- Born: December 11, 1952
- Died: March 18, 2026 (aged 73) Lafayette, Indiana, U.S.

= George H. Goble =

American scientist and academic (1952–2026)

George Harry Goble (December 11, 1952 – March 18, 2026) was an American scientist and academic, who was a staff member at the Purdue University Engineering Computer Network and a 1996 Ig Nobel Prize winner.

==Life and career==
Goble was commonly known as ghg, since he used that as a login id and signature in digital communications from the 1970s. He received his BS in electrical engineering at Purdue University.

In 1981, he wired together the backplanes of two DEC VAX-11/780 systems and made the first multi-CPU Unix computer, preceding DEC's dual-processor VAX-11/782. The operating system was based on the 4.1 BSD kernel, and the modifications thus eventually made it into the 4.3 BSD Unix release. At the beginning of the 4.3 BSD user manuals, Bill Joy wrote a special note of thanks to GHG for being courageous enough to put the multi-CPU kernel into a production environment before anyone else. (However, the frequent crashes for a while inspired the writing of many humorous text files by the Purdue University electrical engineering student body, such as "The VAX had a Blowout", to be sung to the tune of "London Bridge is Falling Down".) The development of the dual-CPU Unix system was the subject of Goble's master's thesis.

Around this time, Goble, along with Bill Croft, also developed a networking protocol for Unix, referred to as pnet, which was used at Purdue at the time before being displaced by TCP/IP. Pnet allowed remote logins, and remote execution of commands, among other capabilities.

In the late 1980s, Goble started experimenting with refrigerants, due to increased danger and lower thermodynamic efficiency of the recently introduced R-134a compared to the older R-12 which was being phased out due to concerns about damage to the ozone layer, and the incompatibility of R-134a with the lubricating oil and other materials used in systems built for R-12. In 1987, he converted the beverage refrigerators in the Eta Kappa Nu lounge in the basement of the Purdue Electrical Engineering building to using a refrigerant of his own devising. This refrigerant is now recognized as R-406A by ASHRAE and is available commercially under the trade name AutoFrost. He later developed another refrigerant which is compatible with R134A lubricants, but which is superior in thermodynamic efficiency and lower system internal pressures called GHG-X8.
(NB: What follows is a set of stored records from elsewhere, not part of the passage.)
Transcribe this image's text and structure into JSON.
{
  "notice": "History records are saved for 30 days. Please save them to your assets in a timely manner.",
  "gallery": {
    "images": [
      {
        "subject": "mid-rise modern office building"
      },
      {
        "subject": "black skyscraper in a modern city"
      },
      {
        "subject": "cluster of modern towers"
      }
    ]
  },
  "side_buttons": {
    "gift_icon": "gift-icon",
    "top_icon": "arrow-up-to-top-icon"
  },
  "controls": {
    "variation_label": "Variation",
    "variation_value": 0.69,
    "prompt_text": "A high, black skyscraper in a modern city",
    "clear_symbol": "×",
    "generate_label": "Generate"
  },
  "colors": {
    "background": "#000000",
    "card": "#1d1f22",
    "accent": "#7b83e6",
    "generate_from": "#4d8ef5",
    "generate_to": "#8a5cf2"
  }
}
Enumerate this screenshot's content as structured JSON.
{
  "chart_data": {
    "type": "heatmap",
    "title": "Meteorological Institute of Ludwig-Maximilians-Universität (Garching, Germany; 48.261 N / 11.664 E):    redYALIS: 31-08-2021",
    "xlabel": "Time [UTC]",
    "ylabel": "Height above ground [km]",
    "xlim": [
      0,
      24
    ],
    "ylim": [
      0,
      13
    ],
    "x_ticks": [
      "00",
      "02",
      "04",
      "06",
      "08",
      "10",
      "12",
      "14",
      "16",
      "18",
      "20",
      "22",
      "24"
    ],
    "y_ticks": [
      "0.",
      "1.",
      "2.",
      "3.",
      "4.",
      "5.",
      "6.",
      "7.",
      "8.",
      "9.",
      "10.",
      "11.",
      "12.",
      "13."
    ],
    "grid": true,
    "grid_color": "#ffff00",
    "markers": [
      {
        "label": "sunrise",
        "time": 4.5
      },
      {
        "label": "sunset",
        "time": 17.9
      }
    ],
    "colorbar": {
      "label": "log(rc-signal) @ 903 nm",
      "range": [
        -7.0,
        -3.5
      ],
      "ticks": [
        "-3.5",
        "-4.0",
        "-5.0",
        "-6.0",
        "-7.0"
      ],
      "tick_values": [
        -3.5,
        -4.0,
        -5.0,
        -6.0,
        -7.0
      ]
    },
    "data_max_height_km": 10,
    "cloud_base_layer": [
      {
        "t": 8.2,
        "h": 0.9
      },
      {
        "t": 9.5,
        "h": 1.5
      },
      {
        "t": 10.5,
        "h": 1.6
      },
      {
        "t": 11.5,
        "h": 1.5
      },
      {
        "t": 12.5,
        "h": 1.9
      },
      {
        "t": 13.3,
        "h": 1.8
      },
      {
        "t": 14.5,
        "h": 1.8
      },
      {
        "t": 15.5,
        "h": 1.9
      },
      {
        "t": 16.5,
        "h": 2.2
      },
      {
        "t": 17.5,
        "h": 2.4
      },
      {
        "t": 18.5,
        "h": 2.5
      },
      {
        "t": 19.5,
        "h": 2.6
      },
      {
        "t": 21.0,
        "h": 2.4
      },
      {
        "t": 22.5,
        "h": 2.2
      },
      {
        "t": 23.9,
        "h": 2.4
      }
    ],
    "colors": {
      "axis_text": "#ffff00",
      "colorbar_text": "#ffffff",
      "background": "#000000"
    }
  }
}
In 1996, Goble was awarded the Ig Nobel Prize in Chemistry, for preparing a barbecue for cooking in less than 5 seconds by the use of a smoldering cigarette, charcoal and LOX (liquid oxygen). This act attracted the attention of the West Lafayette, Indiana fire department, which warned him to never let them catch him in the possession of LOX near a barbecue fire ever again.

Goble was also noted for driving a vehicle with the Indiana license plate UNIX, and also GHG-1.

Goble died in Lafayette, Indiana, on March 18, 2026, at the age of 73.